Thursday, December 05, 2013

Insidi-DoS: Internally negotiated, self-image-damaging DoS

What's more damning and ego-bruising than an external DoS (denial of service) attack? Why, an internally inspired one of course. Which self-respecting company would do such a thing to itself? What's the rationale to this irrational behaviour? Recently, the largest bank in Malaysia (let's call it Big Bank) chose to rollout a Metro-style UI 'improvement' on its well-known, critically-acclaimed Internet banking system. Mass hysteria ensued as public users were unable to perform even simple fund transfers as usual. As usual, the Head of IT's head was on the line. Big Bank promptly reverted to the previous UI and initiated damage-control measures, such as issuing an apology via Facebook.

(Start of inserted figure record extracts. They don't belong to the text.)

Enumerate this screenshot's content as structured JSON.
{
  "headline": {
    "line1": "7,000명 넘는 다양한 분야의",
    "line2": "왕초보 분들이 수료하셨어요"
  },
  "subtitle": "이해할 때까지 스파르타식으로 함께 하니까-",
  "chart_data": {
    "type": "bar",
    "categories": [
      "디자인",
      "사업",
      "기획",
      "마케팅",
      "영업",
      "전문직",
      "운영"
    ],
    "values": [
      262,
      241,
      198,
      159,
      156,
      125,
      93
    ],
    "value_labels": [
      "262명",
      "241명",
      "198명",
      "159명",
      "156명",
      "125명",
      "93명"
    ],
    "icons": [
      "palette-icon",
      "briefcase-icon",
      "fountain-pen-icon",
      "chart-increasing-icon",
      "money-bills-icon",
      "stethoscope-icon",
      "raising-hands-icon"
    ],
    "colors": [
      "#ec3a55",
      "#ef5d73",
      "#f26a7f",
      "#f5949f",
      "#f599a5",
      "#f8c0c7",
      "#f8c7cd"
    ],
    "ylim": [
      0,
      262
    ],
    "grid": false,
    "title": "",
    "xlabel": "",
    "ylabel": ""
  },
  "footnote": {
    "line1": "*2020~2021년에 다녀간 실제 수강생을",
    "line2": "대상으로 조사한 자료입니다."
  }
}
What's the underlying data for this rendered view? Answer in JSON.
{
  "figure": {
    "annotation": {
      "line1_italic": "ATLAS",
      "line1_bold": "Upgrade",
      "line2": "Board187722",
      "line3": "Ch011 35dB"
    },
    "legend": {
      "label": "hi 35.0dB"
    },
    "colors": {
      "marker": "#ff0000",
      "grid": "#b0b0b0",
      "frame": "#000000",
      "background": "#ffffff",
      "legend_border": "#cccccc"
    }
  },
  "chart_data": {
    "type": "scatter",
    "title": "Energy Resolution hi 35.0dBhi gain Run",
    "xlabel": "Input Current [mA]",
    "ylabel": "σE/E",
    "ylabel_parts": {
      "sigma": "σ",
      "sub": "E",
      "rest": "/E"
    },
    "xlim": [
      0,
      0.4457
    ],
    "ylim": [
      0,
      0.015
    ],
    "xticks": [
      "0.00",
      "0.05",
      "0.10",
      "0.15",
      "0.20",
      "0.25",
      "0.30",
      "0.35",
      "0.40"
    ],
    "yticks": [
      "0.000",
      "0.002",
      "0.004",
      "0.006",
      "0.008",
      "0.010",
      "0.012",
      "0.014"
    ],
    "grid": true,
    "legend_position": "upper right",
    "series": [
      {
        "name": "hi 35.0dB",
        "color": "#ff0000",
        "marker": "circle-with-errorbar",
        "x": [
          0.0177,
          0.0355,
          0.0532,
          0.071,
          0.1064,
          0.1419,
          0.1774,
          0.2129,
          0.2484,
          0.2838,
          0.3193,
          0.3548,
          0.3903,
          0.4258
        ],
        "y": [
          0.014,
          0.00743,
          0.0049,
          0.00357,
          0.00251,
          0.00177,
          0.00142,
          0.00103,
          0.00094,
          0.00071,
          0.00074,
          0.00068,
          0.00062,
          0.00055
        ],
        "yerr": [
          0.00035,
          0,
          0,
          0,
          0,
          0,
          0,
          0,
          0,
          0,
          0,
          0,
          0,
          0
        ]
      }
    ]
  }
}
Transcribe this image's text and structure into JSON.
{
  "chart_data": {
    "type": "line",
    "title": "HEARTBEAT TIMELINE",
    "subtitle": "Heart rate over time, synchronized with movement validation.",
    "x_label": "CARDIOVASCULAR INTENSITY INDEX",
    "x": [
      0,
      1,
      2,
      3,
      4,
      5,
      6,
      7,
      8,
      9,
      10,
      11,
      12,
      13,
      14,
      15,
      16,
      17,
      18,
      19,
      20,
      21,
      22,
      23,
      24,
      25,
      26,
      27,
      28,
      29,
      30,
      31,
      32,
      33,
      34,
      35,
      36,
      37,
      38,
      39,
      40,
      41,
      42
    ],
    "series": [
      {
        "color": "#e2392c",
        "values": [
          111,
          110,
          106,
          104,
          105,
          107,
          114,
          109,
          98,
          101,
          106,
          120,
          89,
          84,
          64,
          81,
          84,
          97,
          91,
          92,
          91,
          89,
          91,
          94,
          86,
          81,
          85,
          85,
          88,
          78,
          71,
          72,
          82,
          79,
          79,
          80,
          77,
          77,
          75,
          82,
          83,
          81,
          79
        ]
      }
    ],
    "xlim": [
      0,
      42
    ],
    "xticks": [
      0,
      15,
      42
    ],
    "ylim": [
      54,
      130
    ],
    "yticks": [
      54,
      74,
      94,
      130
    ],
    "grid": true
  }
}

There are numerous articles addressing the lessons to learn, root cause and best practices to avoid such incidents from happening again. This article instead will give tips to REPEAT such incidents in your company (if you are in a position of power), because people in general don't like to read boring stuff to avoid disasters in future.

As mentioned, some netizens blamed IT for causing this unfortunate incident. In a way, IT is part of the problem, but usually, they are just the receiving end of orders from above. The corporate attitude of IT in Malaysia is that they are just cooks; they just cook when given the rice. No rice, no cooking. Maybe no cook as well. So who's the real culprit? I would like to conject/suggest that the true culprit is actually a man (not being sexist, may be a woman, but this is my conjecture), who belongs to the business division, and an exuberant fan of new technology. So how does he concoct his strategy to rollout a new change and cause havoc to the Internet banking users of Big Bank?

This man with a mission may think this way:

1. Launch it quick
Launch it before the year ends. Why? Maybe people remember stuff better at year end. Great starts at the beginning of the year may be forgotten when the year is ending. Why not end the year with a bang? It doesn't matter if IT insisted that freeze period is around the corner. Launch it just before freeze period and the IT folks can also be given rest, right? Oh, but what about serious issues like...unable to login? Unable to transfer funds? Don't worry, users can still use phone banking, ATMs, even pay a visit to the branches. Alternative channels, dude! Not a serious concern, just launch it, NOW!

2. Launch it BIG
What good is a change if no one notices? The media may not cover it, the Facebook 'likes' may not even hit 4 digits, and no hoo-haa like 'Jom Heboh'. I know...just launch it during the MONTH-END! Payroll time is the best time. Even users that were forced to use Internet Banking will most likely need to login just to check if their salary is in. That way, you get maximum publicity and Big Bank can again bag yet another award for 'Most Innovative Design' for an Internet banking system.

3. No options aka I know what is good for you
Oh, why does Gmail and even Yahoo have to inform users that there's a new UI for their systems and pain-stakingly provide online cues and dialog boxes to guide the users? Come on, this UI change is awesome! Facebook did rollout a new UI and initially users were mad, but they then normalized and happily got back into broadcasting their personal data for free. Wait, Gmail, Yahoo and Facebook are free sites, but Big Bank is not. But Big Bank does not charge its users to use Internet Banking, right? We attempted to charge last decade but it backfired, so why should the users complain about the UI? It's GOOD for them! Good things must be shoved into their faces. Makes socialism such a fuzzy and 'noble' ideal... 

4. No need for stress testing, but when I do, I do it in PRODUCTION
Oh, stress testing stresses me up. The incessant whining of IT that our test environment is not up to par due to cost-saving measures to reduce IT expenditure really vexes me. What's wrong with saving cost? If I need to wait for stress testing to complete, I am not able to launch it quick, and big. Anyway, what's so performance-impacting than a UI change? It's like wearing a mask, right? You can still see, breathe, eat and hear when donning the mask. Oh, I love myself because I am so good at analogy.

Of course, in actual fact, it rarely boils down to a single person being the root cause to such incidents. Or maybe it really boils down to that. No one knows. I am not an insider in Big Bank. All I can say is, Bang2Bank.